I now just put the entire reel with the film inside in the stabilizer bath. I agitate it very gently for 30 seconds or so and then let it sit there for a couple of minutes (that's overkill, but nobody actually gets killed, so I do it).
Then I open the reel while keeping it horizontal, take the upper half of the reel away while keeping the film still orderly spooled on the lower half of the reel, in my left hand. Then with my right hand I take the upper film clip and snap it to the free outer edge of the film. I then proceed to slowly raise the film and hang it to my film dryer. Finally I attach the lower (leaded) film clip. This procedure allows me to hang the film without touching it with anything.
After this I immediately rinse the reels with hot water. If some chemical residue builds in a few years, I now know it is something that can be cleaned with an energetic wash. E.g. a wash in the dishwasher, the dishwasher soap being pretty much aggressive, would certainly deal with any deposit for which one would not call an exorcist.

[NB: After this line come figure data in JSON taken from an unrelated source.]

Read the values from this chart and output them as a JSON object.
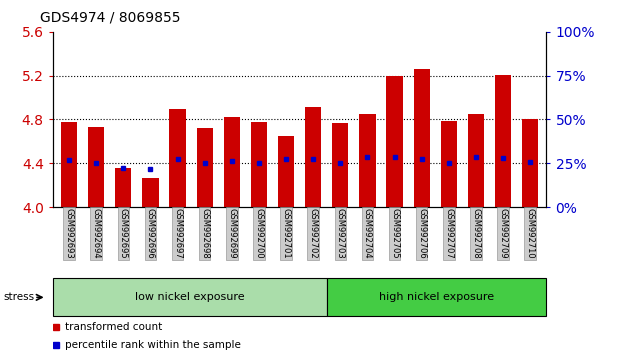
{
  "title": "GDS4974 / 8069855",
  "samples": [
    "GSM992693",
    "GSM992694",
    "GSM992695",
    "GSM992696",
    "GSM992697",
    "GSM992698",
    "GSM992699",
    "GSM992700",
    "GSM992701",
    "GSM992702",
    "GSM992703",
    "GSM992704",
    "GSM992705",
    "GSM992706",
    "GSM992707",
    "GSM992708",
    "GSM992709",
    "GSM992710"
  ],
  "bar_values": [
    4.78,
    4.73,
    4.36,
    4.27,
    4.9,
    4.72,
    4.82,
    4.78,
    4.65,
    4.91,
    4.77,
    4.85,
    5.2,
    5.26,
    4.79,
    4.85,
    5.21,
    4.8
  ],
  "blue_dot_values": [
    4.43,
    4.4,
    4.36,
    4.35,
    4.44,
    4.4,
    4.42,
    4.4,
    4.44,
    4.44,
    4.4,
    4.46,
    4.46,
    4.44,
    4.4,
    4.46,
    4.45,
    4.41
  ],
  "bar_color": "#cc0000",
  "blue_color": "#0000cc",
  "ylim_left": [
    4.0,
    5.6
  ],
  "ylim_right": [
    0,
    100
  ],
  "yticks_left": [
    4.0,
    4.4,
    4.8,
    5.2,
    5.6
  ],
  "yticks_right": [
    0,
    25,
    50,
    75,
    100
  ],
  "ytick_labels_right": [
    "0%",
    "25%",
    "50%",
    "75%",
    "100%"
  ],
  "grid_lines": [
    4.4,
    4.8,
    5.2
  ],
  "group1_label": "low nickel exposure",
  "group2_label": "high nickel exposure",
  "group1_n": 10,
  "group2_n": 8,
  "group1_color": "#aaddaa",
  "group2_color": "#44cc44",
  "stress_label": "stress",
  "legend1": "transformed count",
  "legend2": "percentile rank within the sample",
  "bar_width": 0.6,
  "background_color": "#ffffff",
  "tick_label_color_left": "#cc0000",
  "tick_label_color_right": "#0000cc",
  "xticklabel_bg": "#cccccc",
  "title_fontsize": 10,
  "group_fontsize": 8,
  "legend_fontsize": 7.5,
  "xtick_fontsize": 6
}
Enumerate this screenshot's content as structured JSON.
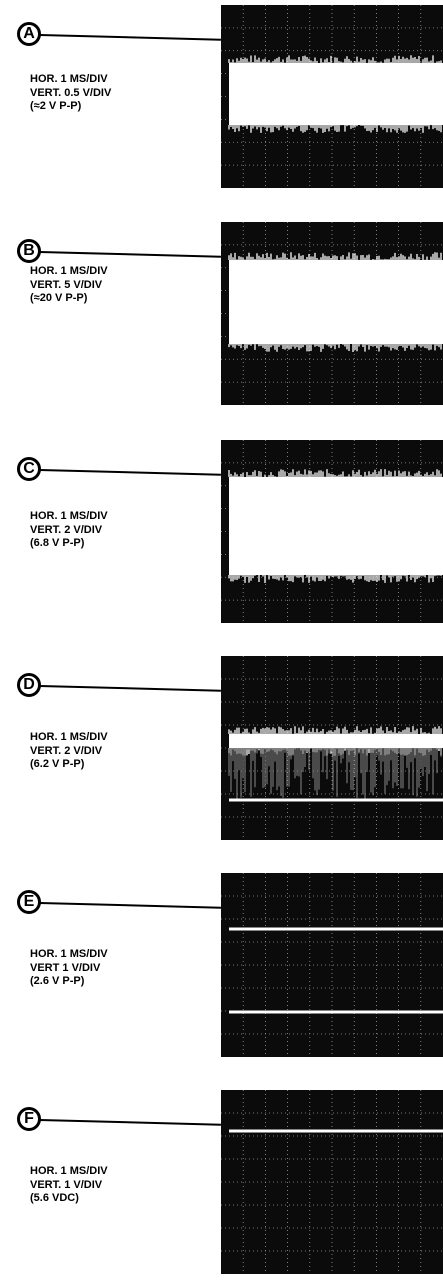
{
  "panels": [
    {
      "letter": "A",
      "lines": [
        "HOR. 1 MS/DIV",
        "VERT. 0.5 V/DIV",
        "(≈2 V P-P)"
      ]
    },
    {
      "letter": "B",
      "lines": [
        "HOR. 1 MS/DIV",
        "VERT. 5 V/DIV",
        "(≈20 V P-P)"
      ]
    },
    {
      "letter": "C",
      "lines": [
        "HOR. 1 MS/DIV",
        "VERT. 2 V/DIV",
        "(6.8 V P-P)"
      ]
    },
    {
      "letter": "D",
      "lines": [
        "HOR. 1 MS/DIV",
        "VERT. 2 V/DIV",
        "(6.2 V P-P)"
      ]
    },
    {
      "letter": "E",
      "lines": [
        "HOR. 1 MS/DIV",
        "VERT 1 V/DIV",
        "(2.6 V P-P)"
      ]
    },
    {
      "letter": "F",
      "lines": [
        "HOR. 1 MS/DIV",
        "VERT. 1 V/DIV",
        "(5.6 VDC)"
      ]
    }
  ]
}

After the dishwasher treatment I would add a hot-water wash.
When I bought my second-hand reels they had a different colours than they have now. An old toothbrush and some dish soap and hot water made a big difference.
So my idea is: forget what they say about final bath building deposits; use your reels to minimize hand contact with film; rinse the reels immediately with hot water; if there is some deposit after many, many rolls, there's no dirt which cannot be washed away.